Diante das disputas legais com a AT&T, Berkeley começa a modularizar e liberar partes do BSD sem código proprietário17:

  • Networking Release 1 (Net/1) (1989): primeira liberação pública de partes do BSD contendo a pilha TCP/IP e utilitários de rede, totalmente livre de código AT&T.
  • Networking Release 2 (Net/2) (1991): versão quase completa do BSD, mas sem o kernel proprietário da AT&T. Foi com base no Net/2 que surgem os projetos FreeBSD, NetBSD e a distribuição comercial da BSDi (Berkeley Software Design Inc.).

BSDi e a Tempestade Judicial

A BSDi não pertencia à Universidade, mas foi fundada por desenvolvedores egressos do próprio projeto BSD, oferecendo uma versão comercial baseada no Net/2 chamada BSD/386, voltada para hardware Intel.
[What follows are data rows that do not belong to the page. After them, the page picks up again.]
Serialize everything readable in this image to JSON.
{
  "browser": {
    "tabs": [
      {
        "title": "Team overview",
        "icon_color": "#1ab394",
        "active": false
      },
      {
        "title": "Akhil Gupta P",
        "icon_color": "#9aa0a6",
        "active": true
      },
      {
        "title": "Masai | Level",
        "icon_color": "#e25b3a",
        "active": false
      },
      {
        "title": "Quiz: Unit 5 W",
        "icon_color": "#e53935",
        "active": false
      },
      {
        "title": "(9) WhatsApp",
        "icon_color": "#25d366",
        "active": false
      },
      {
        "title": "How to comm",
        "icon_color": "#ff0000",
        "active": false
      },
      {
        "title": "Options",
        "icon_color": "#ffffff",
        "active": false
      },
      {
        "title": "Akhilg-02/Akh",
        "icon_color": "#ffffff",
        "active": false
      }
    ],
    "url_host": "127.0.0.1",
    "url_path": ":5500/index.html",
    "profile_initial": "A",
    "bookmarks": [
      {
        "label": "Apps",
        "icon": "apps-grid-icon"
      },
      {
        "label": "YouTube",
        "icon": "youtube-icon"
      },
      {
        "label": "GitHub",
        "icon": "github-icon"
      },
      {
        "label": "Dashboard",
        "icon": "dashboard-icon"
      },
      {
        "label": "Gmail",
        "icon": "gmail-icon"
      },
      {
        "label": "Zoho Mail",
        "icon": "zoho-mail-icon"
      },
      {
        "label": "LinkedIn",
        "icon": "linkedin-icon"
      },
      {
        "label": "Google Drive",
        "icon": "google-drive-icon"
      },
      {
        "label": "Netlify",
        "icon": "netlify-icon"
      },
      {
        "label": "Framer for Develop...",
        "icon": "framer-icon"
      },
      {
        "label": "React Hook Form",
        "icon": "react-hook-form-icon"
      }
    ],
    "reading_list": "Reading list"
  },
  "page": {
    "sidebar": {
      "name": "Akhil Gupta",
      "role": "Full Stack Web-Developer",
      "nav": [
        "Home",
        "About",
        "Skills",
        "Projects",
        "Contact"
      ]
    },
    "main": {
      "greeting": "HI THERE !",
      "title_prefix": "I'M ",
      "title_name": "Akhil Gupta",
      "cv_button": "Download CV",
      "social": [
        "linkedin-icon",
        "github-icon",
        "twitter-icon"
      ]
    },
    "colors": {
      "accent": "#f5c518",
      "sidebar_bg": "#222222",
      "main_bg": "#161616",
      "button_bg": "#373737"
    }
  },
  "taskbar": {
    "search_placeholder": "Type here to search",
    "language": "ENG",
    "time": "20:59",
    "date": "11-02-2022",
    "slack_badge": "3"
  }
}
Ele também incluía um kernel proprietário desenvolvido pela BSDi para preencher as lacunas deixadas pela remoção do código da AT&T.

Isso enfureceu a AT&T que, via USL, processou a BSDi em uma batalha legal que durou até 199418. A Universidade de Berkeley não foi processada, mas foi envolvida por pressão19 20.

Um acordo judicial resultou na revisão do código e à produção do 4.4BSD-Lite, oficialmente livre de qualquer vestígio do código da AT&T, encerrando de vez as amarras legais e permitindo que os BSDs modernos fossem 100% open source21 22.

Empresas que adotaram BSD incluem DEC, Sony, Sequent, Sun Microsystems (antes do Solaris), além de serem amplamente utilizados em roteadores, firewalls e appliances de rede até hoje23.

5. A Guerra dos Unix (1990–2000)

Os anos 90 são o palco da chamada “Unix Wars”, um conflito comercial e tecnológico entre diferentes fornecedores:

  • De um lado, os defensores do System V, como AT&T, IBM (AIX), HP (HP-UX) e SCO.
  • De outro, a linhagem BSD, abraçada por empresas como Sun Microsystems, DEC, e comunidades acadêmicas.

A tentativa de padronização surge com o POSIX, que define uma API comum, embora incompatibilidades continuem por anos24.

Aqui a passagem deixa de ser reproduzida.